Alex Russell on browsers, standards, and the process of progress.

Apple is just toying with me

I'm sitting at home feverishly working on new Wiki features in preparation for my ass being out of the proverbial hot seat during FOSDEM, and what shows up in my well-worn maildir? The shipment notification for my new MacBook Pro.

I use my laptop for nearly everything and I've been frustrated with the speed for a while. The macworld keynote wasn't even over when, with some fellow uber-dorks from work, I trundled down University Ave. to see if I could get my hands on one of these things. 2 cores, each faster than my current CPU? Yes, please.

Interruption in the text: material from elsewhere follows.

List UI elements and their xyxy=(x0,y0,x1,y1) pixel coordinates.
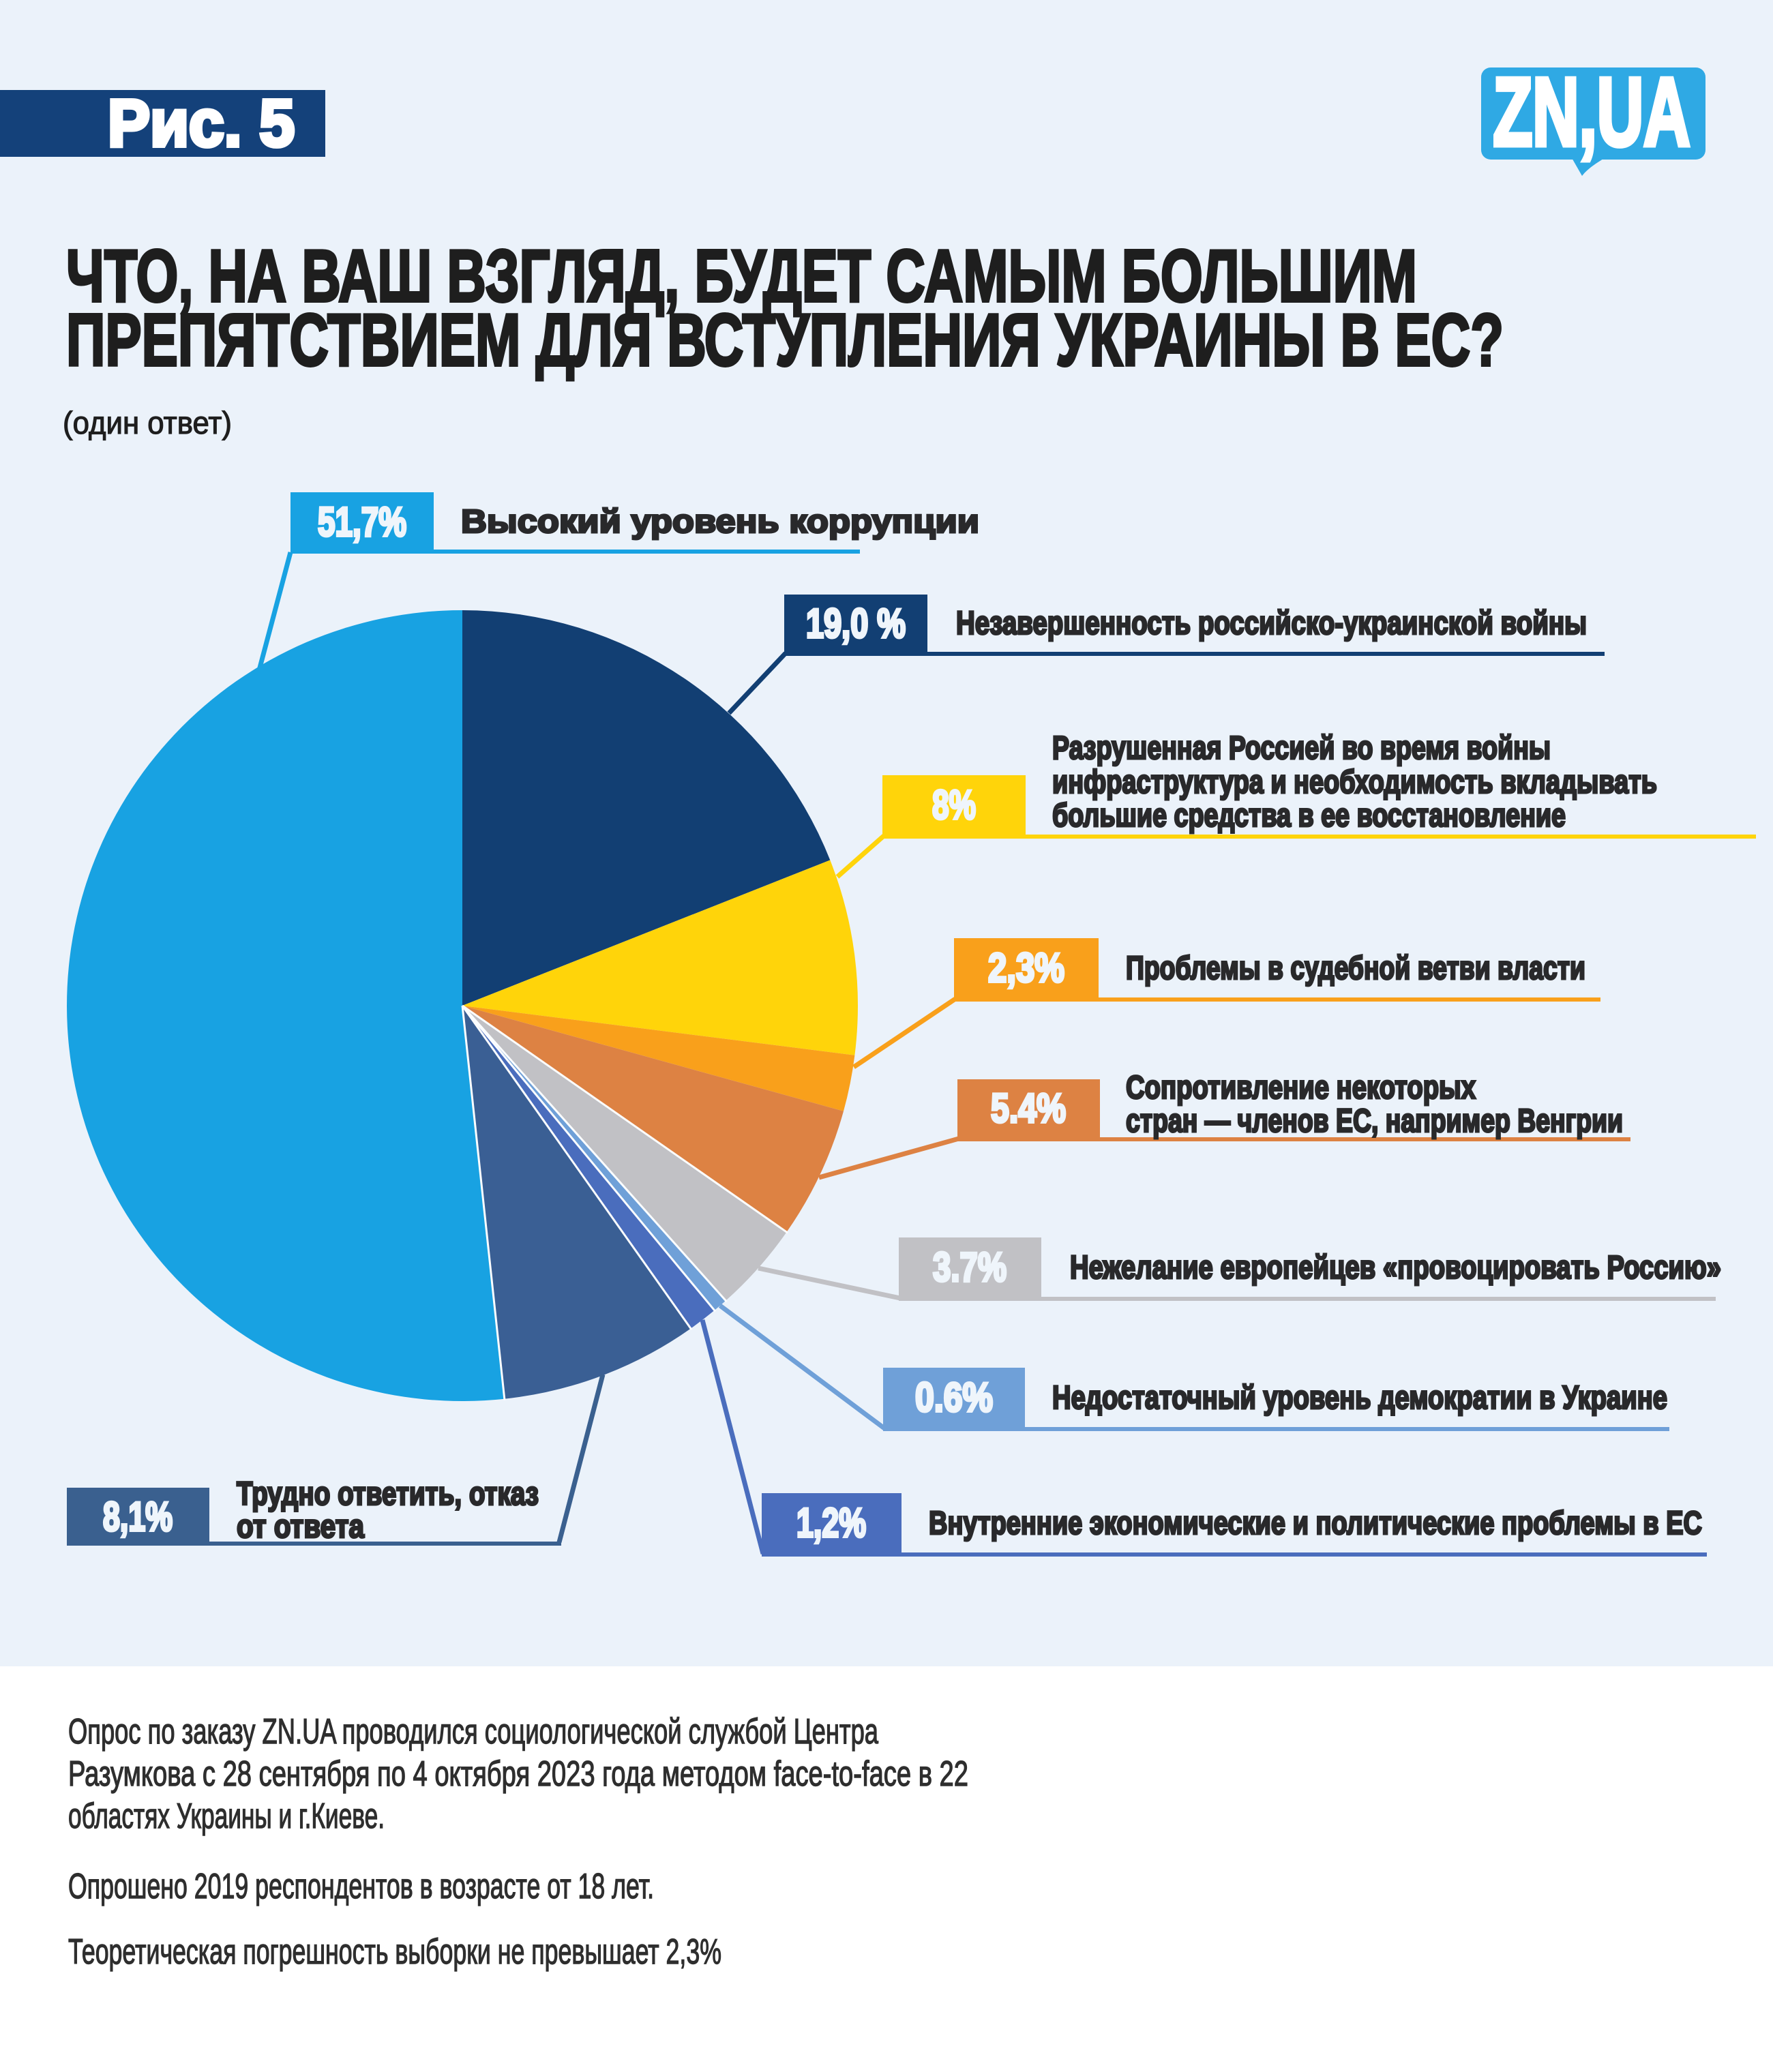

Now. Freaking right now!!!

Needless to say, that didn't work. Who knew that they Apple stores don't get shipments of stuff until it actually ships? We all skulked back to work laughing nervously at ourselves, all kind of thankful that we didn't have to explain 3+ thousand dollars of new hardware to our respective S/O's. Not that I'd let a little setback like that stop me.

As soon as the Apple Store (online variant) come gasping back to life, my order was in. RAM: maxed. Hard drive: spindle speed, baby! I think I might have actually signed away my vote in the next presidential election in the process. I sure as hell wouldn't have noticed.

So it's finally shipping. I should be ecstatic, right? Kinda.

Problem is that I'm also an unrepentant Unix dork. This little Powerbook has so many configuration tweaks and external utilities installed that transferring to another system will probably take me the better part of a week. Last OS update, my mail client alone took two days to resurrect. All of this means I can't really trust new hardware enough to take it to conferences yet, even if it does arrive before I leave.

It's a cock tease in the form of a laptop.